The applicants are commercial agricultural estates in Zimbabwe's low veld area that grow sugar-cane and depend on raw water supplied by the respondent (ZINWA) for irrigation. On 17 December 2015, the respondent wrote to the applicants advising that government had reviewed raw water tariffs for commercial agriculture from $9.45 per megalitre to $12 per megalitre, effective retrospectively from 1 December 2015. The applicants had existing water supply agreements with the respondent (Annexures B1 and B2) which provided for consultation and negotiation procedures before any tariff review. The respondent did not consult the applicants before implementing the 27% tariff increase. The applicants filed an appeal with the Minister which was pending, and subsequently on 6 May 2016, Statutory Instrument 48 of 2016 was promulgated confirming the tariff increase.
The application was granted with costs. The court set aside the respondent's decision to increase water tariffs from $9.45 to $12 per megalitre as communicated in the letter of 17 December 2015.
A statutory authority must comply with the procedural requirements of its enabling legislation when fixing or increasing charges. Section 30 of the ZINWA Act requires: (a) written application to the Minister with full details and basis for proposed charges/increases; (b) ministerial consideration of fairness and reasonableness having regard to costs, proposed improvements and economic factors; and (c) ministerial approval. Failure to follow these procedures renders the decision unlawful. Further, valid subsisting contractual agreements between parties cannot be unilaterally disregarded by a statutory body without proper legal basis. Where such agreements provide for consultation and negotiation procedures before tariff reviews, these must be honored. Retrospective application of tariff increases without prior notice to affected parties is unlawful and unfair. Administrative decisions by statutory bodies must meet the standards of rationality, fairness and reasonableness and are subject to judicial review when they fail these standards.
The court observed with 'disquiet' that the respondent chose to flout agreements it had concluded with the applicants in a 'most shameful manner'. The court noted that a contract is a legally enforceable agreement and parties who conclude agreements in their 'sound and sober senses' must be compelled to observe and comply with what they agreed upon. The court expressed the view that the respondent 'must have realised the unpalatable situation which it created for itself' and sought to have the irregularity rectified by influencing the Minister to promulgate SI 48/2016 to regularize the irregular situation. The court stated that the respondent 'clutched on straws to prop up a defenceless situation' and 'failed, in a dismal way, to justify its conduct and/or the rationality of the same'. These observations reflect the court's strong disapproval of the respondent's conduct beyond the strict legal determinations required.

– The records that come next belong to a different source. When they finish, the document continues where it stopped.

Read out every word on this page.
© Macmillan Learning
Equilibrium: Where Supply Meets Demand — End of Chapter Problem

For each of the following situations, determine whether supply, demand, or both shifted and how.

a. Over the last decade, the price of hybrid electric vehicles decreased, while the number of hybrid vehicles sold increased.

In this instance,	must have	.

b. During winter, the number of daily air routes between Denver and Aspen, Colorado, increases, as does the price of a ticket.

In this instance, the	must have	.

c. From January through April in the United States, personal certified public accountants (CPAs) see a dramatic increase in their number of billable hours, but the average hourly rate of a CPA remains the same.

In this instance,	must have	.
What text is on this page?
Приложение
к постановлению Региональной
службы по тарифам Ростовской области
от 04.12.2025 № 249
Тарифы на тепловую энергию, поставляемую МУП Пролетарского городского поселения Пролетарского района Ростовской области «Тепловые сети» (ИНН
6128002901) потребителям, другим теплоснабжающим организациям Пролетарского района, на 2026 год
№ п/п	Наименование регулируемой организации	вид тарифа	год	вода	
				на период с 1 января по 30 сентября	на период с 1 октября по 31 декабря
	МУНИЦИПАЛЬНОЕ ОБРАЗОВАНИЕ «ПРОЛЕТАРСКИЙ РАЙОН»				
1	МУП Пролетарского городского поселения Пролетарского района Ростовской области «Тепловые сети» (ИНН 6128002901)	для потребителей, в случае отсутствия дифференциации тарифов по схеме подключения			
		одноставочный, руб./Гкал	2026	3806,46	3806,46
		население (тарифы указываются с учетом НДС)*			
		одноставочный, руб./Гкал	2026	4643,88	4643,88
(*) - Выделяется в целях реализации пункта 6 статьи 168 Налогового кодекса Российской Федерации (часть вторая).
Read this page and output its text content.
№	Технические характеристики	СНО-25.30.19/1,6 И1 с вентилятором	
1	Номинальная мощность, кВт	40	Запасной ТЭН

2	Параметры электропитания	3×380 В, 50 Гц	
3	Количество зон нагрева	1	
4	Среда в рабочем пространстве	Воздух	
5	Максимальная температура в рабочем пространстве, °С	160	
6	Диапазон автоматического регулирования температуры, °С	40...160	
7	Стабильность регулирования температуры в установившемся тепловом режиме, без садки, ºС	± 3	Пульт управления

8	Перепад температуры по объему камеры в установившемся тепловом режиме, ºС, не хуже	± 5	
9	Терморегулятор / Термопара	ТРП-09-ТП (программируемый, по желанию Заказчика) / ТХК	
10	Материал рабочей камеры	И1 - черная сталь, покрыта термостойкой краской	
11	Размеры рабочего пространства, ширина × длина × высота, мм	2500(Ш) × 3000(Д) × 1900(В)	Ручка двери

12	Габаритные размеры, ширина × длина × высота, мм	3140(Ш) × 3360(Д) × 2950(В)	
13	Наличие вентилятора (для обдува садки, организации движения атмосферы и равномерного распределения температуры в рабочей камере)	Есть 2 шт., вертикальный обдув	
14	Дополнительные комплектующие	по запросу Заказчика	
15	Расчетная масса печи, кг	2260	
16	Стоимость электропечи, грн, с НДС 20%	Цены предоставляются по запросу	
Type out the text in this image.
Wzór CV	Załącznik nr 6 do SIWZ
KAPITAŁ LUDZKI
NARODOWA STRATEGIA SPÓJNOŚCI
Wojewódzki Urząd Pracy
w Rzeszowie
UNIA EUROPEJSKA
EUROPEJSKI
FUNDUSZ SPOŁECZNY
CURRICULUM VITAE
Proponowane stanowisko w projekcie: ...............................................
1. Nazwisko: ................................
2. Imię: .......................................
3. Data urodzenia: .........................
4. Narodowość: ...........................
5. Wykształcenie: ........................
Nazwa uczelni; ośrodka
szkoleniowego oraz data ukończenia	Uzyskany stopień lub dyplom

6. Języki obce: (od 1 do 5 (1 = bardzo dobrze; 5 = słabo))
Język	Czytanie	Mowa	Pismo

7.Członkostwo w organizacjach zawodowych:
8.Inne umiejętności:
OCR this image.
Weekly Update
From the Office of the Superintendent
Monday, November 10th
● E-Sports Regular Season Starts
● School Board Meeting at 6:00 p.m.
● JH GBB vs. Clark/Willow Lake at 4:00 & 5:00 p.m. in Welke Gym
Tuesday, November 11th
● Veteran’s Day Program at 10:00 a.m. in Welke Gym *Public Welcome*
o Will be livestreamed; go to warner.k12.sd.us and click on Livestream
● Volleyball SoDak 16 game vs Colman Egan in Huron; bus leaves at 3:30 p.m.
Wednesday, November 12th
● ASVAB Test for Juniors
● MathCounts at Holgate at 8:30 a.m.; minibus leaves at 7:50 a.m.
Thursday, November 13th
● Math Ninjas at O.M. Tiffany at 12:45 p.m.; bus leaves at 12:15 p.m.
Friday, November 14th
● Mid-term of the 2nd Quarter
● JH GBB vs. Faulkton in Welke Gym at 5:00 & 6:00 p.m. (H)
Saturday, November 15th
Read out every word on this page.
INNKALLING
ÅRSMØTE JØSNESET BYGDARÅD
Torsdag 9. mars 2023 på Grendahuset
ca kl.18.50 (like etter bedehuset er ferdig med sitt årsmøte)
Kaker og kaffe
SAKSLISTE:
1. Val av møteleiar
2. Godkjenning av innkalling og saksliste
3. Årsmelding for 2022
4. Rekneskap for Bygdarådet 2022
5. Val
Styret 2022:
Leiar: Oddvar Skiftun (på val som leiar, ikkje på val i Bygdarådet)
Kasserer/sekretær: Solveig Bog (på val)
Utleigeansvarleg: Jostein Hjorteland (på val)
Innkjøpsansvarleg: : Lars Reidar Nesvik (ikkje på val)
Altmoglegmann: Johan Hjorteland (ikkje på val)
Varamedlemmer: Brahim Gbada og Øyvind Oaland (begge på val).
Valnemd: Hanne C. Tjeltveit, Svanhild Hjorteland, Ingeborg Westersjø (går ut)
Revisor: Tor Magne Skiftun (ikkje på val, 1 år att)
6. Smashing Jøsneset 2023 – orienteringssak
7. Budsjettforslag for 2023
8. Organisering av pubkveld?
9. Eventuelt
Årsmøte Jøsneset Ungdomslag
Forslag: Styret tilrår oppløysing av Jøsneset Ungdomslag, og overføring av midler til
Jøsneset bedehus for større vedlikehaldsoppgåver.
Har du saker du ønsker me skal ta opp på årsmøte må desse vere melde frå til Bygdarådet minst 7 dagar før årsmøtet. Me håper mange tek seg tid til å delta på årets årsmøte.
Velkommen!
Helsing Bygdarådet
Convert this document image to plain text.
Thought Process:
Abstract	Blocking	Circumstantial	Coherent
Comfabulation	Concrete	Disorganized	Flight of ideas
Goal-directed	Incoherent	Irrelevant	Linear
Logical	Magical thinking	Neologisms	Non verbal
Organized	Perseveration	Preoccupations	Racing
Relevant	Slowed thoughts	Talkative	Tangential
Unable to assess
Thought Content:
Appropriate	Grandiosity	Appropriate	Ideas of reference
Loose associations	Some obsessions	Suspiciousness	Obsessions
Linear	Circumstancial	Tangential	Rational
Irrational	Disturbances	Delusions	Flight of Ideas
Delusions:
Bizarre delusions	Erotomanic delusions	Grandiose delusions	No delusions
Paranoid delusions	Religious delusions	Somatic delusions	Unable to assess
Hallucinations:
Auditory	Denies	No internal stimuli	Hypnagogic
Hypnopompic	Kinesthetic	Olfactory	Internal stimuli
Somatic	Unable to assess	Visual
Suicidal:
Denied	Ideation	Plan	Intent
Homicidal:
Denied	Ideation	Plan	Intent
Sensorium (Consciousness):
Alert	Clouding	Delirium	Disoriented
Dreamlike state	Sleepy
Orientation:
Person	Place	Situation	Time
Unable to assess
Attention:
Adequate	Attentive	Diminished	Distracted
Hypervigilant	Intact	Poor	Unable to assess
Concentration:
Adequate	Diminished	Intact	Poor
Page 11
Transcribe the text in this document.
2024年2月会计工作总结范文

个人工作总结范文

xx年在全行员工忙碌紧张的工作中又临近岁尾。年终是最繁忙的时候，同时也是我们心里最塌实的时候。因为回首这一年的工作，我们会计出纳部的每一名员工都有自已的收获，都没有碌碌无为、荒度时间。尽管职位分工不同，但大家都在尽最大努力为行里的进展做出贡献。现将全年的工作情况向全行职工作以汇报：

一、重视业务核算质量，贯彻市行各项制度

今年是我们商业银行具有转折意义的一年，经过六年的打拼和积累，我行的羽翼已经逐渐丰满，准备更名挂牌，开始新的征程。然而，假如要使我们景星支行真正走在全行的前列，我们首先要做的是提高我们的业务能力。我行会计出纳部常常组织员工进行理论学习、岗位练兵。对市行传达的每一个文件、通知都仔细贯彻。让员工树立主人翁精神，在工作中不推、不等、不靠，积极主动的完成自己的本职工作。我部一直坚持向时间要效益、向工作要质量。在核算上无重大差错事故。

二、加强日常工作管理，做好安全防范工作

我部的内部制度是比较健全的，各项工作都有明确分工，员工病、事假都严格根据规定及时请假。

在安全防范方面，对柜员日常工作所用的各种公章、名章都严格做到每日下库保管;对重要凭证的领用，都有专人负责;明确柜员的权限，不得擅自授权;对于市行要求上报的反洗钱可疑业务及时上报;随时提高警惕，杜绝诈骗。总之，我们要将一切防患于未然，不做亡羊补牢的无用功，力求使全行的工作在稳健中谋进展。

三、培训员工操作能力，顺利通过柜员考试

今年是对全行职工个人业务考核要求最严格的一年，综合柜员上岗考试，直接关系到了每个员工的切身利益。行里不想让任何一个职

This case is significant in Zimbabwean administrative and contract law for establishing that: (1) statutory bodies must strictly comply with procedural requirements prescribed by enabling legislation when making decisions that affect parties' rights; (2) valid contractual obligations cannot be unilaterally ignored by statutory bodies on the basis that statutory provisions supersede them, particularly when those contracts are subsisting and not challenged; (3) retrospective application of tariff increases without notice is unlawful and unfair; (4) administrative decisions must meet standards of rationality, fairness and reasonableness; and (5) the principle that where a decision-maker (the Minister) has already promulgated regulations confirming a decision, an appeal to that same decision-maker is rendered futile and does not constitute an effective domestic remedy that must be exhausted.